En vísperas de fiestas, este corazón humano de Linares que se llama el Pasaje, esparce, en diástole jubilosa, la sangre viva de la ciudad. Tampoco es frase feliz; pero es eso: el Pasaje regula y encauza una prisa, un afán conti­nuamente renovado, oxigenado, en el pueblo de las «ta­rantas». Gente, mucha gente. Y de pronto, un cura. Un cura de pequeña estatura, de aspecto dinámico. No quiere el sacerdote detenerse. Pero alguien, cariñosamente, le obliga. Le obliga, sí. Le trae con nosotros. Le hace sen­tarse. El cura tiene una mirada incisiva. Los ojos, tras las gafas, coordinan perspicacias en la madeja de la con­versación. Es el cura que confesó a Manolete.

—«Siempre tuve afición a la literatura, sobre todo a la poesía, que cultivo por mero pasatiempo. Me gusta la inutilidad de la rosa, el canto de los pájaros, el jirón de una nube que navega sin rumbo y la belleza insobornable de un soneto bien logrado.»

...—«La cogida de Manolete produjo honda preocupa­ción. Yo ahora recuerdo, ante todo, de aquel día, el teléfo­no del hospital con sus llamadas ininterrumpidas. Entre el desconcierto de la situación, la reiteración agobiante del teléfono ponía una nota azorante... La feria de Linares había enmudecido de súbito. En una habitación del hos­pital, la melancolía de los ojos de Manolete se agrandaba interrogadora. El torero coronaba su vida y su arte con una muerte cristiana. Oí su última confesión. Momentos impresionantes, edificantes... Por cierto, que unas horas más tarde me avisaban para administrar la Extremaun­ción a una moribunda. Era una señora que había vivido mucho tiempo en América. Me disponía a confortarla cuando me dijo ya casi agonizante: "Padre, ¿es verdad que ha muerto Manolete?" Me di cuenta de que, por boca de la enferma, hablaba la angustia de España entera.
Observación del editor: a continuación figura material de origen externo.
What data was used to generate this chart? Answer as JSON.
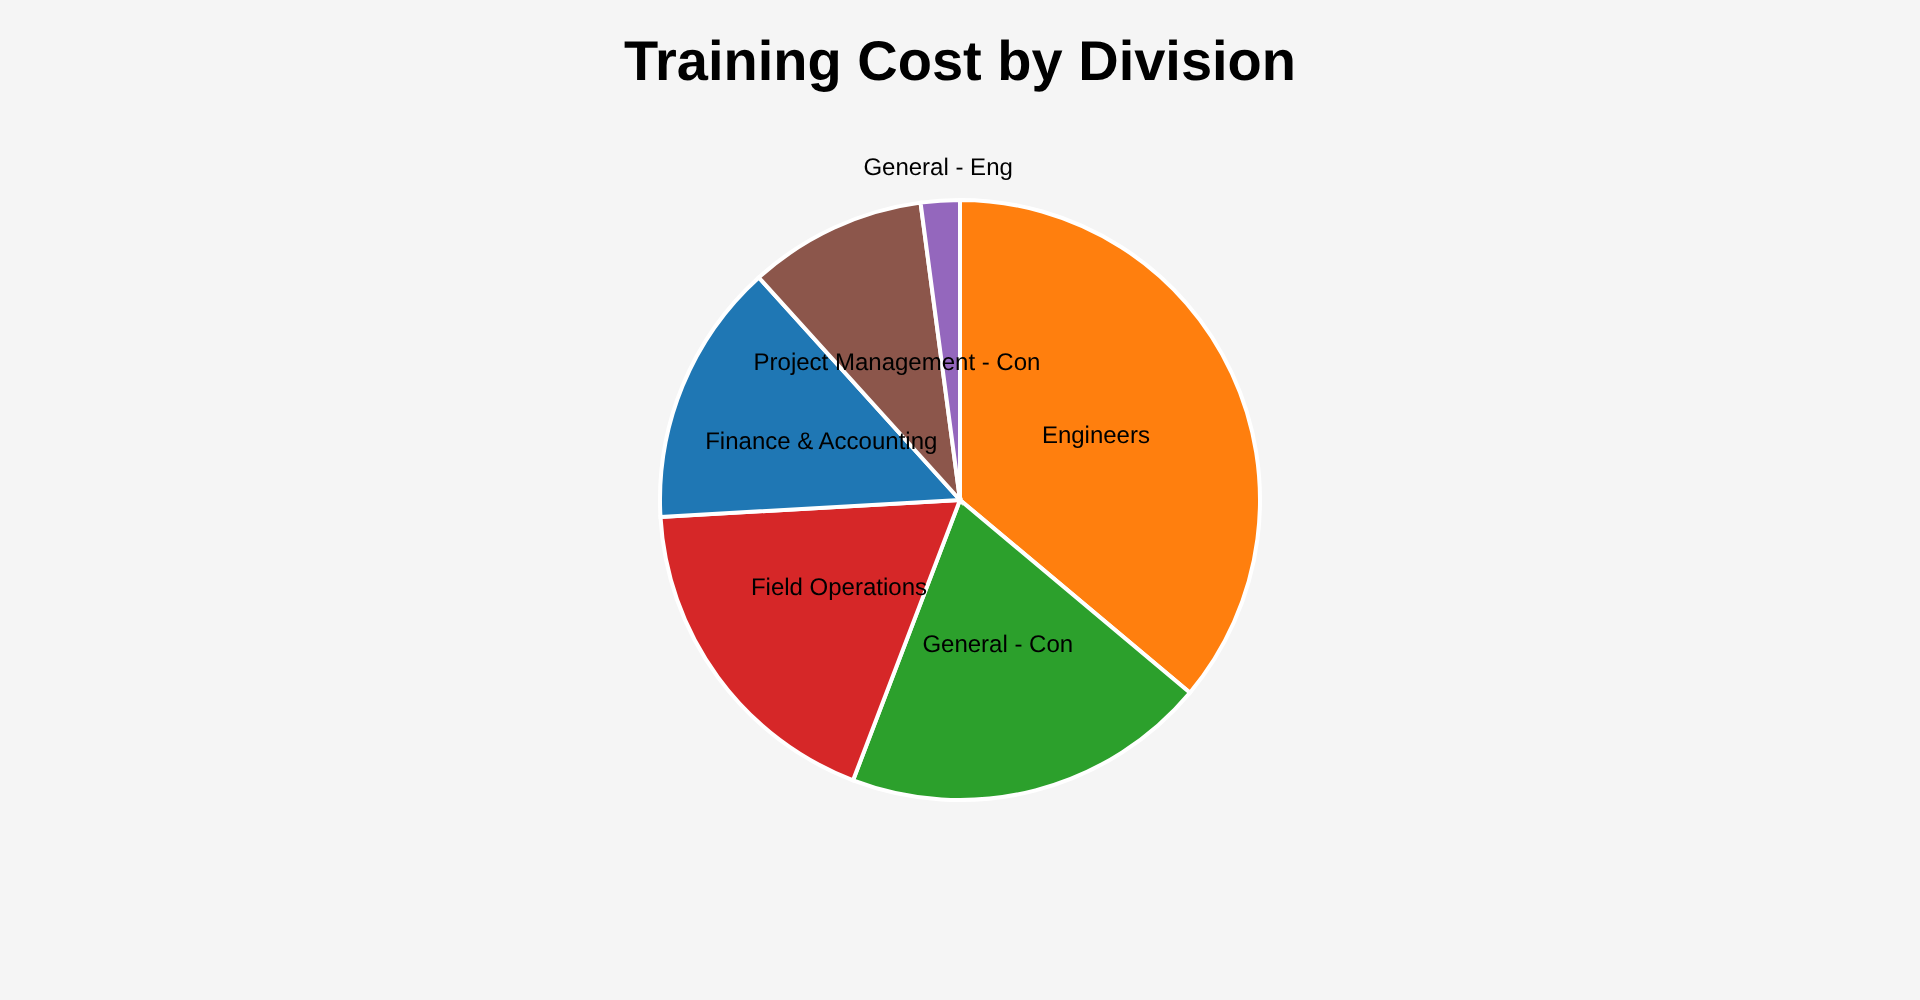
{
  "chart_data": {
    "type": "pie",
    "title": "Training Cost by Division",
    "categories": [
      "Engineers",
      "General - Con",
      "Field Operations",
      "Finance & Accounting",
      "Project Management - Con",
      "General - Eng"
    ],
    "values": [
      36.1,
      19.7,
      18.3,
      14.2,
      9.6,
      2.1
    ],
    "colors": [
      "#ff7f0e",
      "#2ca02c",
      "#d62728",
      "#1f77b4",
      "#8c564b",
      "#9467bd"
    ],
    "legend": false
  }
}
Linares —geografía de aquellos históricos instantes—, hito destacadísimo en los itinerarios líricos de la fiesta. Porque esta ciudad próspera, industrial e industriosa, incorporó definitivamente a su historia la fecha del 28 de agosto de 1947. Y diríase que la feria de San Agustín os­tenta ya una señal de luto perpetuo en su solapa...
Alguien quedará siempre en la ciudad que os lleve al hospital de los Marqueses de Linares para enseñaros don­de fue operado el «Monstruo»... Pero todavía el mejor recuerdo vivo de Manolete está en el alma de este cura poeta que le asistió espiritualmente. Este cura enamo­rado «de la inutilidad de la rosa, del canto de los pájaros, del jirón de una nube que navega sin rumbo...».